Suspira, y su mano transparente se crispa.
– En vuestra infecta y caótica ciudad, no las veis venir. Demasiado ruido y demasiado bullicio. Estáis atrapados en la marabunta de los días y de las preocupaciones, y os empeñáis en dar un sentido a lo que os supera. Aquí, en el campo, no se necesita un pergamino para saber adónde llevan los caminos trillados. Lo que descubro cada día del Señor me hiere el alma. Me basta con mirar a un adolescente sentado sobre la acera, con echar una ojeada a la espuerta de un ama de casa, observar durante un par de segundos a un pobre diablo encerrado en sí mismo en el fondo de un café para entender lo que les da vueltas en la cabeza. Estoy preocupado, Brahim.
– Deberías acudir a la consulta de algún colega.
Se suena en un pedazo de papel cebolla. Las lágrimas le arrasan los ojos.
– Lo mismo opinan algunos altos cargos. Me encierran en el asilo y piensan que el asunto está resuelto… Las cosas no son así. No basta con ignorar el drama para mantenerlo a distancia. Tú mismo solías decir que cuando se le da siempre la espalda a la desgracia, ésta te la acaba metiendo por detrás.
Delante de mí, un bache lleno de agua me corta el camino y me obliga a desviarme por la derecha.

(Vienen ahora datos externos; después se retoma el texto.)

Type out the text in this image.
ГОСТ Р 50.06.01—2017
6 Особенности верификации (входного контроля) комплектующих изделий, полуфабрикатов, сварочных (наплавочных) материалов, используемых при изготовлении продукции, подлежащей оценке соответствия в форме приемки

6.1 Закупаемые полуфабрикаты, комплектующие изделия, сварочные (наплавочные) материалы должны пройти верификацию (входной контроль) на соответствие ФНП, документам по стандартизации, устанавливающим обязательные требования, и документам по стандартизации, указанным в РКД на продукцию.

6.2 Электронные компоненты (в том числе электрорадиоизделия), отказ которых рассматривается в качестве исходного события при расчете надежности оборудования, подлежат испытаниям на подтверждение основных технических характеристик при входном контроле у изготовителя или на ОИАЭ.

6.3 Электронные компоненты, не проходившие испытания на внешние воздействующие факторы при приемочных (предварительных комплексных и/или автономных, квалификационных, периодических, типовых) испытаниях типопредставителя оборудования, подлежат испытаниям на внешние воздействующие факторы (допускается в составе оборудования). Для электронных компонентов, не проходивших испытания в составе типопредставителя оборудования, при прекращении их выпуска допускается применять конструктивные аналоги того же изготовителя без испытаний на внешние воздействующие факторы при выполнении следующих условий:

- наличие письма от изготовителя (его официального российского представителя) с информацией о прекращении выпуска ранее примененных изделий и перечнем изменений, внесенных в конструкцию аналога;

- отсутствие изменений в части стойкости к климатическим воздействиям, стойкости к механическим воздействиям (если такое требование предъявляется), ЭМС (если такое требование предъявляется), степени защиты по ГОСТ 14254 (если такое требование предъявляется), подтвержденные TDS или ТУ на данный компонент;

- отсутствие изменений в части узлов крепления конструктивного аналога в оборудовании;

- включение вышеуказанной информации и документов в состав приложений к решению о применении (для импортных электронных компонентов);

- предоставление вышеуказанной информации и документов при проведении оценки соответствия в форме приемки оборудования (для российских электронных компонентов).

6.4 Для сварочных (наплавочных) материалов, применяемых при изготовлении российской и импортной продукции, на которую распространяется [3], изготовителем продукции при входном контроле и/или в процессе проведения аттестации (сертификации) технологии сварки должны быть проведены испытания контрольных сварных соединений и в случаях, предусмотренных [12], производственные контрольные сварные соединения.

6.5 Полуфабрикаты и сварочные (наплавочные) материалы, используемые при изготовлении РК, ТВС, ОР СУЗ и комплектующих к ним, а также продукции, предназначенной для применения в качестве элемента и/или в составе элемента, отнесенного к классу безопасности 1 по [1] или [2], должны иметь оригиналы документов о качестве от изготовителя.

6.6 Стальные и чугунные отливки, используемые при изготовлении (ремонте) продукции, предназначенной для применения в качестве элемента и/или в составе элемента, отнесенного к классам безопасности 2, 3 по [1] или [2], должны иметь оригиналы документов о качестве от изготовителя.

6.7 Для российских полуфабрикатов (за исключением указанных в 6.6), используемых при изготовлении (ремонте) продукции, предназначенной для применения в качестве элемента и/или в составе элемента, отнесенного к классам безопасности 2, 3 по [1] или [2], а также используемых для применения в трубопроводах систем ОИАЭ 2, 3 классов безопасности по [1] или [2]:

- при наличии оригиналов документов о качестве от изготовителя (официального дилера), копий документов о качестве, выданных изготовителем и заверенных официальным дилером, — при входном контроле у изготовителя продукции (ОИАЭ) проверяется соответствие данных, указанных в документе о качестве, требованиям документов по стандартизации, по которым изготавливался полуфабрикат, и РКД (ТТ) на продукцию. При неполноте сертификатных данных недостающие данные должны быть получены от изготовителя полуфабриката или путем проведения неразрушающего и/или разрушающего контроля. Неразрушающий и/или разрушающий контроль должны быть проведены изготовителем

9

Subo por un terraplén, choco con un pedrusco y vuelvo a caer sobre la pista, esparciendo agua embarrada alrededor del capó.
– Ésos que has visto en el aduar no son mendigos ni malditos -prosigue-. Son sólo hombres normales, que soñaban con una vida decente. Llevan años haciendo de tripas corazón, convencidos de que recuperarán algún destello del sol que les fue confiscado. Hace un decenio venía por aquí los fines de semana para verlos disfrutar hasta hartarse. Estaban contentos y sus risas tronaban en kilómetros a la redonda. Ni siquiera necesitaba presentarme. Me llamaban h akim [4] y me profesaban un respeto religioso. No eran ricos, pero eso no les impedía invitarme a unos festines memorables. Por entonces se consideraba una vergüenza ver pasar a un forastero y no brindarle hospitalidad. Pero hoy la mirada que escruta al forastero ha cambiado. Y la gente también. Por culpa de la miseria. Juzgan toda intrusión en su intimidad como una profanación. Por ello se encierran en su silencio y en su hostilidad, para preservar las migajas de pudor que les quedan. Y allí, recluidos en su mala vida, se hacen unas preguntas espantosas. ¿Qué han hecho para caer tan bajo? ¿En qué han fallado, a qué santo han ofendido? A menos respuestas, menos cordura. Están perdiendo los estribos. Dentro de muy poco, irán hasta el infierno en busca de una explicación. Una vez que hayan dado ese paso, no veo cómo será posible aplacarlos. Entonces, Argelia conocerá la pesadilla dentro del horror más absoluto.